Worked with documentary films for more than 20 years at the Danish Film Board, as press officer, festival representative and film consultant/commissioner. Co-founder of Balticum Film and TV Festival, Filmkontakt Nord, Documentary of the EU and EDN (European Documentary Network).
Awards: 2004 the Danish Roos Prize for his contribution to the Danish and European documentary culture. 2006 an award for promoting Portuguese documentaries. 2014 he received the EDN Award “for an outstanding contribution to the development of the European documentary culture”. 2016 The Cross of the Knight of the Order for Merits to Lithuania. 2019 a Big Stamp at the 15th edition of ZagrebDox. 2021 receipt of the highest state decoration, Order of the Three Stars, Fourth Class, for the significant contribution to the development and promotion of Latvian documentary cinema outside Latvia. In 2022 he received an honorary award at DocsBarcelona’s 25th edition having served as organizer and programmer since the start of the festival.
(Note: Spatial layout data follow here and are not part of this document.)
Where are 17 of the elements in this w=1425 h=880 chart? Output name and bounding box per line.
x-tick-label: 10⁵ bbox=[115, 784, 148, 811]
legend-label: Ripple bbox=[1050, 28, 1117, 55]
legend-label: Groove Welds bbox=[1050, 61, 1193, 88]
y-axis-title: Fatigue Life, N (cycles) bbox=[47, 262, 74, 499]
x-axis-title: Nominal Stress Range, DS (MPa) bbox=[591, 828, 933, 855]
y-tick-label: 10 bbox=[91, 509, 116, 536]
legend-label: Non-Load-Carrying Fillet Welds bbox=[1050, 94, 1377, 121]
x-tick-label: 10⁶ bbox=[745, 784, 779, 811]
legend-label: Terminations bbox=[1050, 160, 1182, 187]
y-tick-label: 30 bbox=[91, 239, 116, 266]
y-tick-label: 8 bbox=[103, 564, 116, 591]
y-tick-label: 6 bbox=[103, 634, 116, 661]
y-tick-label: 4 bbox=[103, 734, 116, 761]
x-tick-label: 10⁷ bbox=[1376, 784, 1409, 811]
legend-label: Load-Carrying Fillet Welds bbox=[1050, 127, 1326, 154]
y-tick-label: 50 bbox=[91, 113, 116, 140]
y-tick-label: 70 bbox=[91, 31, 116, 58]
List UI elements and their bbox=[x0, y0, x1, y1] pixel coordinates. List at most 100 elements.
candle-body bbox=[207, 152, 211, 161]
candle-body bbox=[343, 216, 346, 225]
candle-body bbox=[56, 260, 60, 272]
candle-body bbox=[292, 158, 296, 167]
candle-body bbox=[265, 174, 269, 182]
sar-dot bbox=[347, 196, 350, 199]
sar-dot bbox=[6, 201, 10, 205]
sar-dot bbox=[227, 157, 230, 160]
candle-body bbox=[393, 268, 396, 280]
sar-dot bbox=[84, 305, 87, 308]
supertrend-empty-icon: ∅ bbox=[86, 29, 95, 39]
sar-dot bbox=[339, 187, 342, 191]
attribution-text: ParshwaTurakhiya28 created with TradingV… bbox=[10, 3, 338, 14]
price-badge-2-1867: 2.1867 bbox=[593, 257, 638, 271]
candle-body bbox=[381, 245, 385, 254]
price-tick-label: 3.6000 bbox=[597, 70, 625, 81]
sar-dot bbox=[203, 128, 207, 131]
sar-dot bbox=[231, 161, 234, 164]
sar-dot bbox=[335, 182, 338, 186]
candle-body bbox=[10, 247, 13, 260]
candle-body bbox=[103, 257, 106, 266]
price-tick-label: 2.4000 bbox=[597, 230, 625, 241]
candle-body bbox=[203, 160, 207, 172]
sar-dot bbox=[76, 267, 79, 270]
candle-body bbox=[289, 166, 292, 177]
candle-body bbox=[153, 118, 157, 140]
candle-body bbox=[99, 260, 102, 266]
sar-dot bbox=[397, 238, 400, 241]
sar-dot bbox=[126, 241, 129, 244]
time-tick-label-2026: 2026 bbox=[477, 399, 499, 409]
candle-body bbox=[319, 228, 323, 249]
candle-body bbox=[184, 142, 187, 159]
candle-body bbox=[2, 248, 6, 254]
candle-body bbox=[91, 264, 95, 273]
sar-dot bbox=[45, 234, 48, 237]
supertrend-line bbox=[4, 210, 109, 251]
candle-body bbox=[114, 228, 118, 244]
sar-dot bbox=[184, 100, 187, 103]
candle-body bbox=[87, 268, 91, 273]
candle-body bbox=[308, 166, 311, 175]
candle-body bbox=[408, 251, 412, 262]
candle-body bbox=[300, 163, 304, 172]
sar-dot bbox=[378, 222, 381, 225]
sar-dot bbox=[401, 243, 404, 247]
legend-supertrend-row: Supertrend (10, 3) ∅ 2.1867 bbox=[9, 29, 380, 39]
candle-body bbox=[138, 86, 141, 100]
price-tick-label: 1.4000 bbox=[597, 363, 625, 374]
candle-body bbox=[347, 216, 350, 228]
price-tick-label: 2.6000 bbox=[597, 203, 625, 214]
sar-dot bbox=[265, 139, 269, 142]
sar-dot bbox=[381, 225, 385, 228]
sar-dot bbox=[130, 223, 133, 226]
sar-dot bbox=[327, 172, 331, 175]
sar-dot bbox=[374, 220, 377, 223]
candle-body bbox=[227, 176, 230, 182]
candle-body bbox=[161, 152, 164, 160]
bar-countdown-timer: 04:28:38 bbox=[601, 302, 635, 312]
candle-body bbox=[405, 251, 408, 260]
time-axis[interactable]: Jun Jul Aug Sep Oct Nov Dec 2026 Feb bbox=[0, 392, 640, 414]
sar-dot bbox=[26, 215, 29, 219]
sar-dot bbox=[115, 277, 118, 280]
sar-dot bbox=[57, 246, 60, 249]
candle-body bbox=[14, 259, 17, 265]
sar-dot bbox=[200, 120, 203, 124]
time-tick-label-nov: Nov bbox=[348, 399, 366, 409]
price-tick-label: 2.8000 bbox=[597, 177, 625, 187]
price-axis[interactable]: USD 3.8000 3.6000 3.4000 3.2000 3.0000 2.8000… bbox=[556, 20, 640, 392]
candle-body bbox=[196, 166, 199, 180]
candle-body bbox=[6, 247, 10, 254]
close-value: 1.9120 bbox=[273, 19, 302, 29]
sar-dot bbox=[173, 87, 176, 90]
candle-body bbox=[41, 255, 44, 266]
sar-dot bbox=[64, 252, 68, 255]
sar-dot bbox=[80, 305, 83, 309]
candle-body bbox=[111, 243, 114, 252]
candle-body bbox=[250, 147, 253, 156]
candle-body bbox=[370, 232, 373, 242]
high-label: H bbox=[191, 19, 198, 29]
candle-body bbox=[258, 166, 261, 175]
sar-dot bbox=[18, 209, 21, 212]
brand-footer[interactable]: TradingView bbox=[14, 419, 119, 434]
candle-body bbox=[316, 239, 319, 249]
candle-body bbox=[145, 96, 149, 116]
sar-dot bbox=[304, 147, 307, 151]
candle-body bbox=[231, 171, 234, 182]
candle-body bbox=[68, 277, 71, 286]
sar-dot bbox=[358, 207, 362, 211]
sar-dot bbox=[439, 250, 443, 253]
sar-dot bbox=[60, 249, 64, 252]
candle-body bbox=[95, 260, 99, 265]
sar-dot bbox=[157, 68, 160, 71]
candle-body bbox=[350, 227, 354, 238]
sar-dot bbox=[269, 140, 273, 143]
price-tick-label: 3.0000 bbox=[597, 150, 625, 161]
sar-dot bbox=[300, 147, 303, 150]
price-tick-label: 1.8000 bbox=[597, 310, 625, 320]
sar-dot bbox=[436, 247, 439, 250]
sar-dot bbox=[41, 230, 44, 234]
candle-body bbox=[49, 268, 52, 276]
From 1996 until 2005 he was the first director of EDN (European Documentary Network). From 2006 a freelance consultant and teacher in workshops like Ex Oriente, DocsBarcelona, Archidoc, Documentary Campus, Storydoc, Baltic Sea Forum, Black Sea DocStories, Caucadoc, CinéDOC Tbilisi, Docudays Kiev, Dealing With the Past Sarajevo FF as well as programme consultant for the festivals Magnificent7 in Belgrade, DOCSBarcelona, Verzio Budapest, Message2Man in St. Petersburg and DOKLeipzig. Teaches at the Zelig Documentary School in Bolzano Italy.